Another issues the doctors discussed in episode one is how precise documentation from the doctors needs to be just to receive reimbursement, especially when it comes to being on call.

“So many of those providers that are on call for the hospital systems don’t actually get paid to be on call. They only get paid when they come in,” Harrigan said. “And a lot of the things that you get while you’re on call are just telephone calls — you don’t actually come in — so those aren’t really billable, that’s not really billable time, and so there’s that big white elephant in the room at some point that those health care systems are going to have to address.”

While this issue isn’t unique to New Mexico, she said, it’s “rampant” here.

There’s also an issue for clinicians having to precisely document and code statements regarding patient visits. Electronic medical records was supposed to assist with this, but it’s still taking a lot of time and effort for doctors to fill them out.

“Electronic medical records was supposed to be this great thing that would allow us to collect data and do really great analysis,” Hickey said. “Well, in theory, that was true, but it’s really a billing mechanism.”

“It’s really a billing mechanism,” Harrigan agreed “I used to have the old adage that electronic medical records allowed the billing companies to actually understand the doctor’s handwriting. So now they have to extra document.”

She said it’s possible to sometimes have a scribe come in and help with that “but again, it’s whatever their health system will pony up unless they want to do it themselves.

Hickey noted the possibility of advancement in artificial intelligence helping with documentation and notes in the future. “But guess what? You’ve got to sign off on that note, so you’ve got to go back and read it and make sure it’s accurate.”

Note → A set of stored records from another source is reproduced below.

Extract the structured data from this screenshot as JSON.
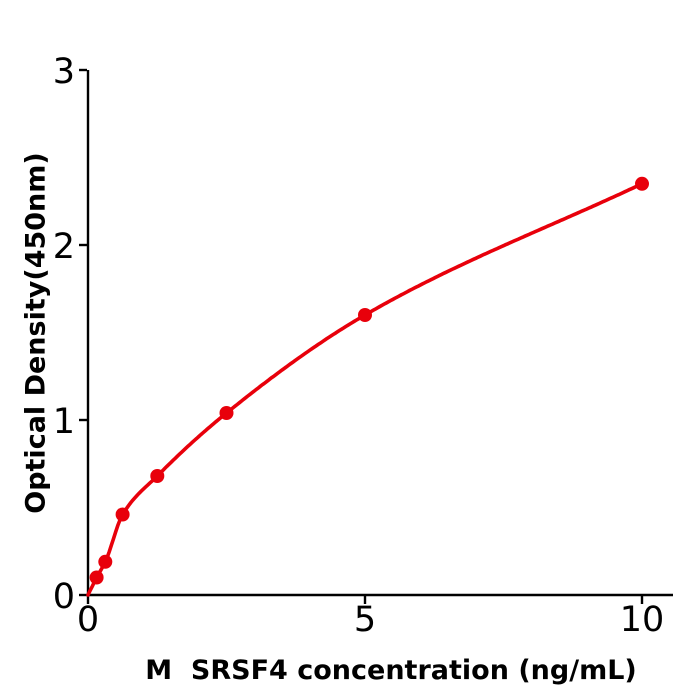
{
  "figure": {
    "background": "#ffffff"
  },
  "chart_data": {
    "type": "scatter",
    "title": "",
    "xlabel": "M  SRSF4 concentration (ng/mL)",
    "ylabel": "Optical Density(450nm)",
    "x": [
      0.156,
      0.313,
      0.625,
      1.25,
      2.5,
      5,
      10
    ],
    "y": [
      0.1,
      0.19,
      0.46,
      0.68,
      1.04,
      1.6,
      2.35
    ],
    "curve_start": {
      "x": 0,
      "y": 0
    },
    "xticks": [
      0,
      5,
      10
    ],
    "yticks": [
      0,
      1,
      2,
      3
    ],
    "xlim": [
      0,
      10.6
    ],
    "ylim": [
      0,
      3.02
    ],
    "grid": false,
    "line_color": "#e8000b",
    "marker_color": "#e8000b",
    "axis_color": "#000000"
  }
}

Additionally, Harrigan said, “If you don’t document, the payers don’t pay. And so if you document poorly, they certainly don’t pay. … Unless you deliver the documentation on a silver platter with exactly what they want, they’ll deny anything from partial or to your full hospitalization.”

Looking forward

One possible solution Hickey suggested — in addition to adjusting the funding formula — is the possibility of the state creating its own group.

“It’s the law of large numbers,” he said. “If we could combine just our Medicaid and our state employees or people who are funded publicly for health care into one pool, we would have a pool larger than any company. We’d have 5, 6, 7 million, and then you can drop out and say, ‘PBMs go away.’ There are a few things you need to do to ensure safety, but we’re going to negotiate directly with the pharmaceutical companies, and we take out 50% of the cost.

“You can come up with some simple solutions, but you got to know where the curve balls come in … and you’ve basically got to write the legislation to contain the curve balls and keep them out,” he added. “And that’s where it gets complex, but it’s doable.”